4. Pour rejeter le pourvoi, la Cour de cassation aurait pu se borner à reprendre la doctrine de l'arrêt du 17 mai 2018, évoqué plus haut, qui, sans s'embarrasser des exceptions littérales énumérés à l'article L.145-46-1, affirme tout bonnement que le droit de préférence du locataire commercial ne s'applique pas lorsque l'acte de vente porte sur un immeuble dont le local pris à bail ne constitue qu'une partie.

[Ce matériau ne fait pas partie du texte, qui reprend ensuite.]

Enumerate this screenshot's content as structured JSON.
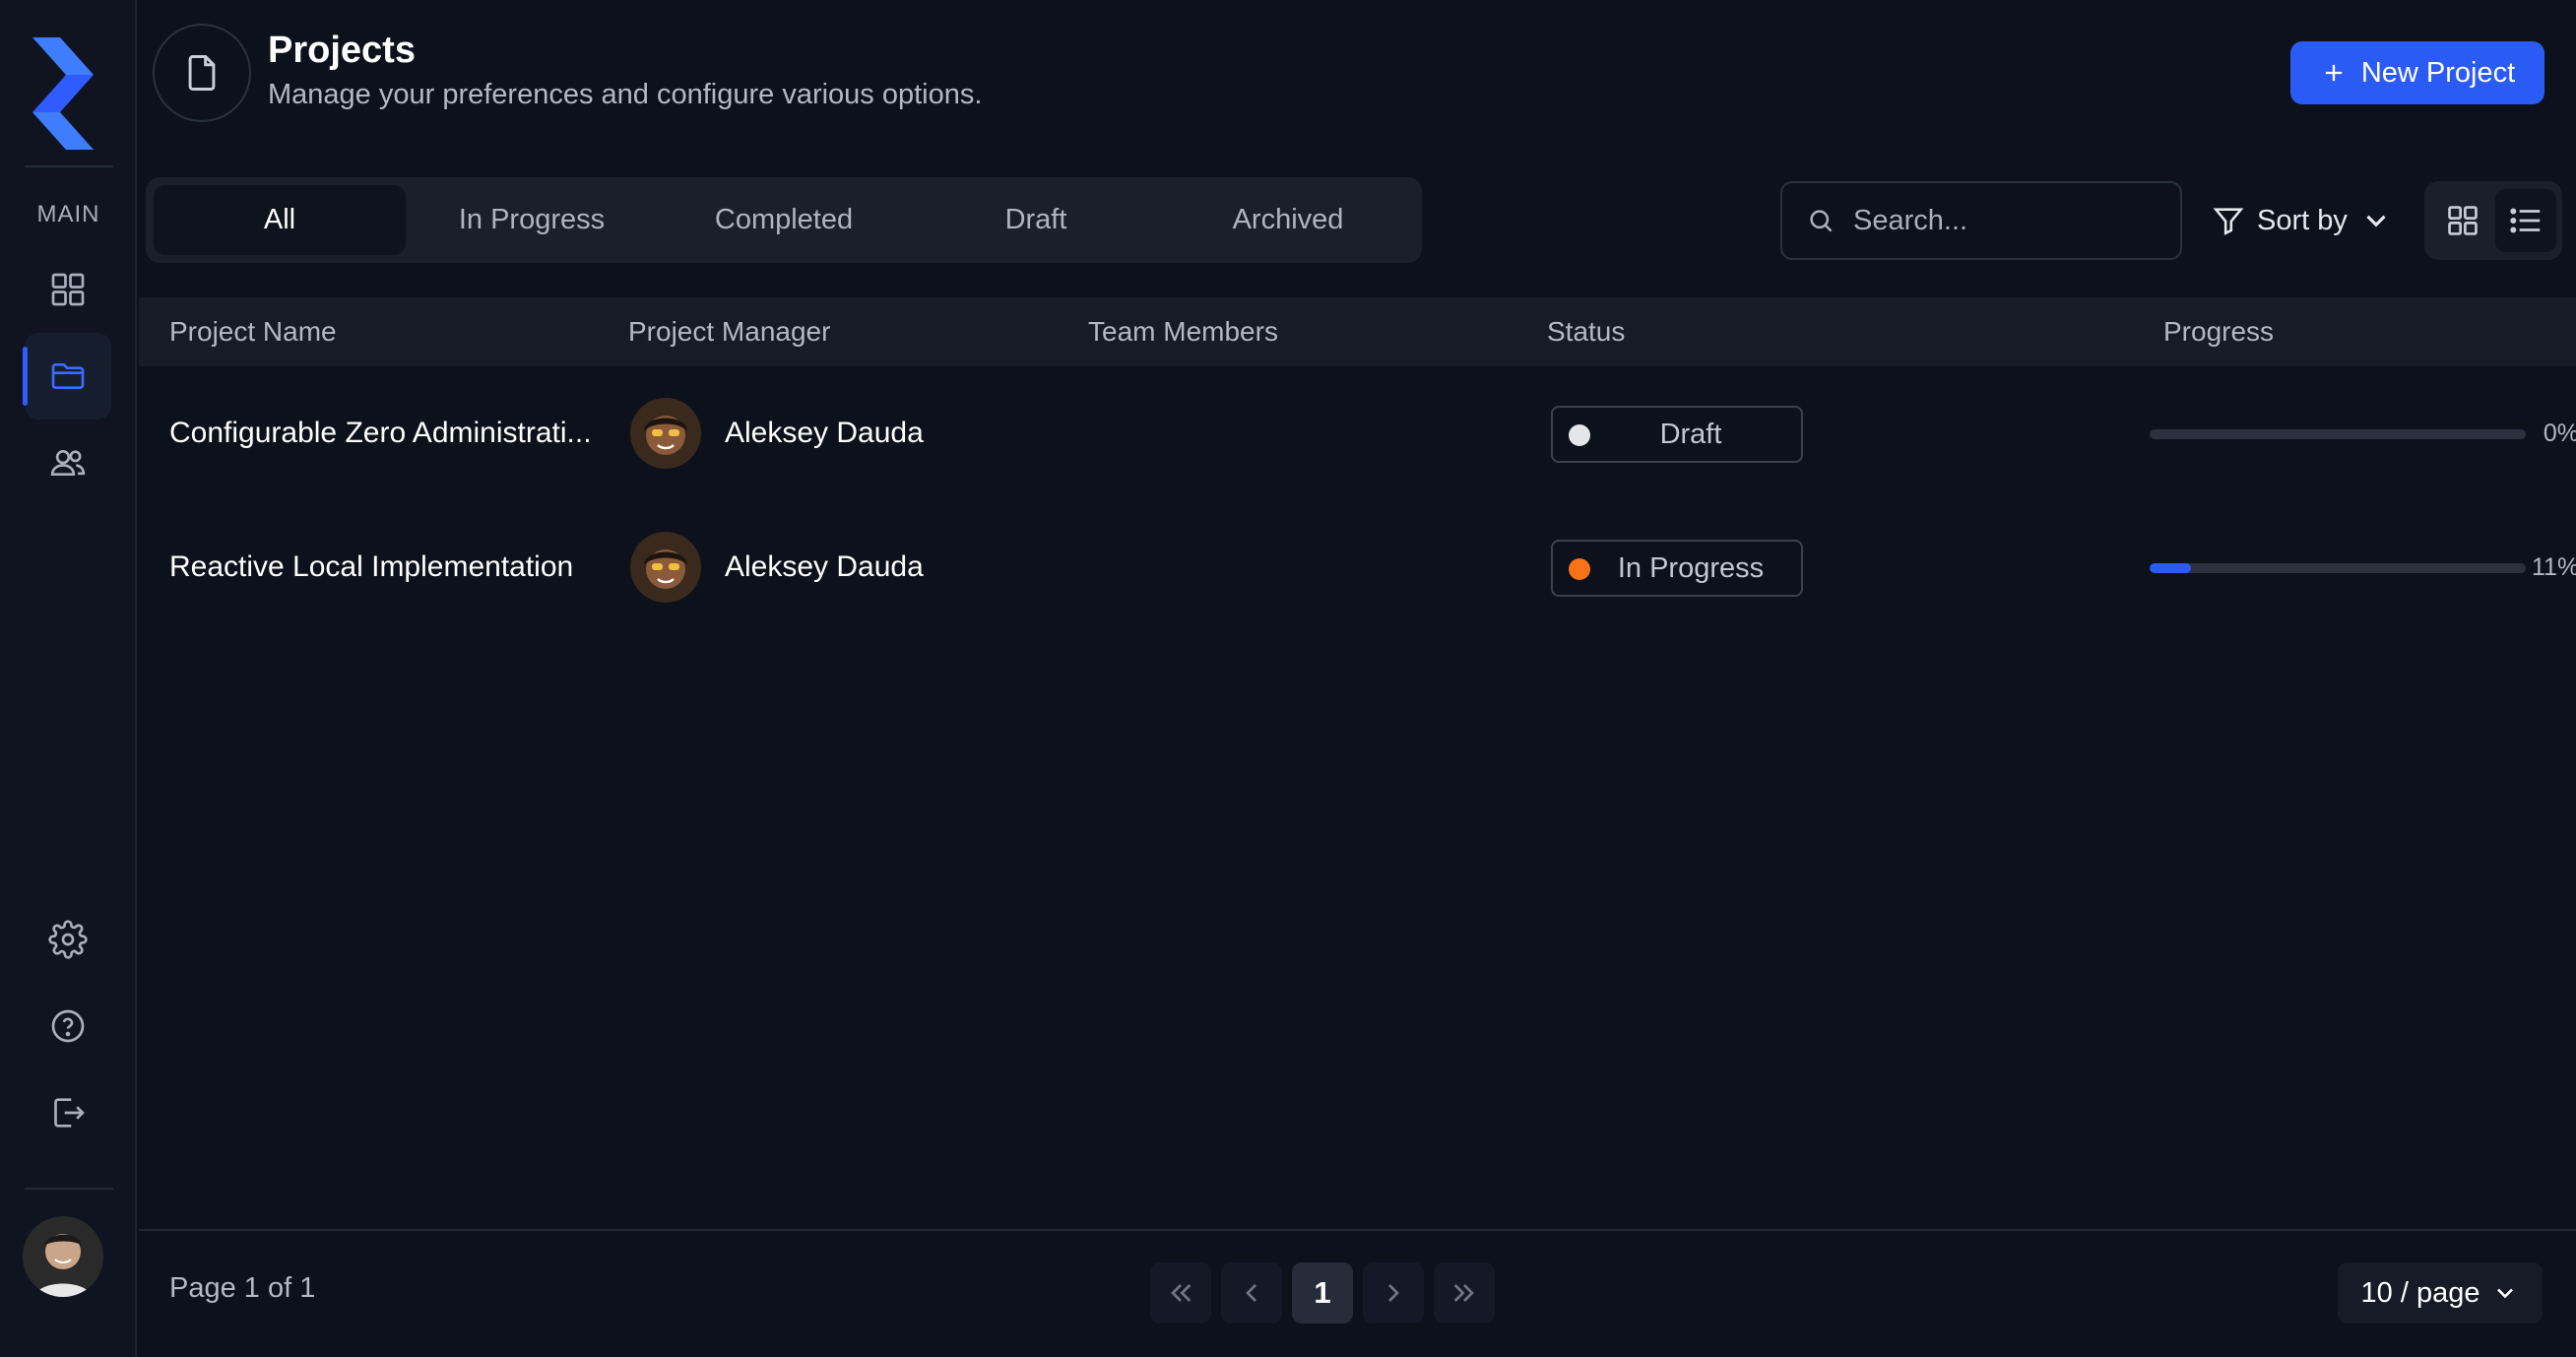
{
  "sidebar": {
    "section_label": "MAIN",
    "items": [
      {
        "name": "dashboard",
        "icon": "grid-icon"
      },
      {
        "name": "projects",
        "icon": "folder-icon",
        "active": true
      },
      {
        "name": "team",
        "icon": "users-icon"
      }
    ],
    "bottom_items": [
      {
        "name": "settings",
        "icon": "gear-icon"
      },
      {
        "name": "help",
        "icon": "help-circle-icon"
      },
      {
        "name": "logout",
        "icon": "logout-icon"
      }
    ]
  },
  "header": {
    "title": "Projects",
    "subtitle": "Manage your preferences and configure various options.",
    "new_button_label": "New Project"
  },
  "tabs": [
    {
      "label": "All",
      "active": true
    },
    {
      "label": "In Progress"
    },
    {
      "label": "Completed"
    },
    {
      "label": "Draft"
    },
    {
      "label": "Archived"
    }
  ],
  "toolbar": {
    "search_placeholder": "Search...",
    "sort_label": "Sort by",
    "view_mode": "list"
  },
  "table": {
    "columns": [
      "Project Name",
      "Project Manager",
      "Team Members",
      "Status",
      "Progress"
    ],
    "rows": [
      {
        "name": "Configurable Zero Administrati...",
        "manager": "Aleksey Dauda",
        "status": "Draft",
        "status_color": "#e4e6eb",
        "progress": 0,
        "progress_label": "0%"
      },
      {
        "name": "Reactive Local Implementation",
        "manager": "Aleksey Dauda",
        "status": "In Progress",
        "status_color": "#f97316",
        "progress": 11,
        "progress_label": "11%"
      }
    ]
  },
  "pagination": {
    "info": "Page 1 of 1",
    "current_page": "1",
    "per_page_label": "10 / page"
  },
  "colors": {
    "accent": "#2b5bf5",
    "background": "#0d111b"
  }
}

Cette interprétation rejoignait d'ailleurs le texte du projet du gouvernement dont il faut bien reconnaître que les travaux parlementaires ont ensuite dégradé la logique et la cohérence.
En l'espèce, pour parvenir au même résultat, la Cour a préféré se fonder expressément sur l'une des exceptions légales, la cession globale d'un immeuble comprenant des locaux commerciaux mais en lui faisant dire ce que, clairement, le texte ne dit pas : que cette exception s'applique même si l'immeuble vendu ne comporte qu'un seul local commercial dès lors que le local pris à bail ne constitue qu'une partie de l'immeuble ou de l'ensemble des lots vendus.
Nonobstant ces différences de motivation, l'arrêt commenté rejoint précisément l'arrêt du 17 mai 2018. Même si les règles classiques de l'interprétation de la loi par le juge ont été peut-être excédées, la matière des exceptions au droit de préférence est ainsi simplifiée et clarifiée : ce droit de préférence du locataire commercial s'applique à la condition que la vente ne porte que sur le local loué.
La pratique dira si cette doctrine assure des équilibres satisfaisants, ou est trop restrictive quant à l'exercice des droits reconnus au locataire commercial.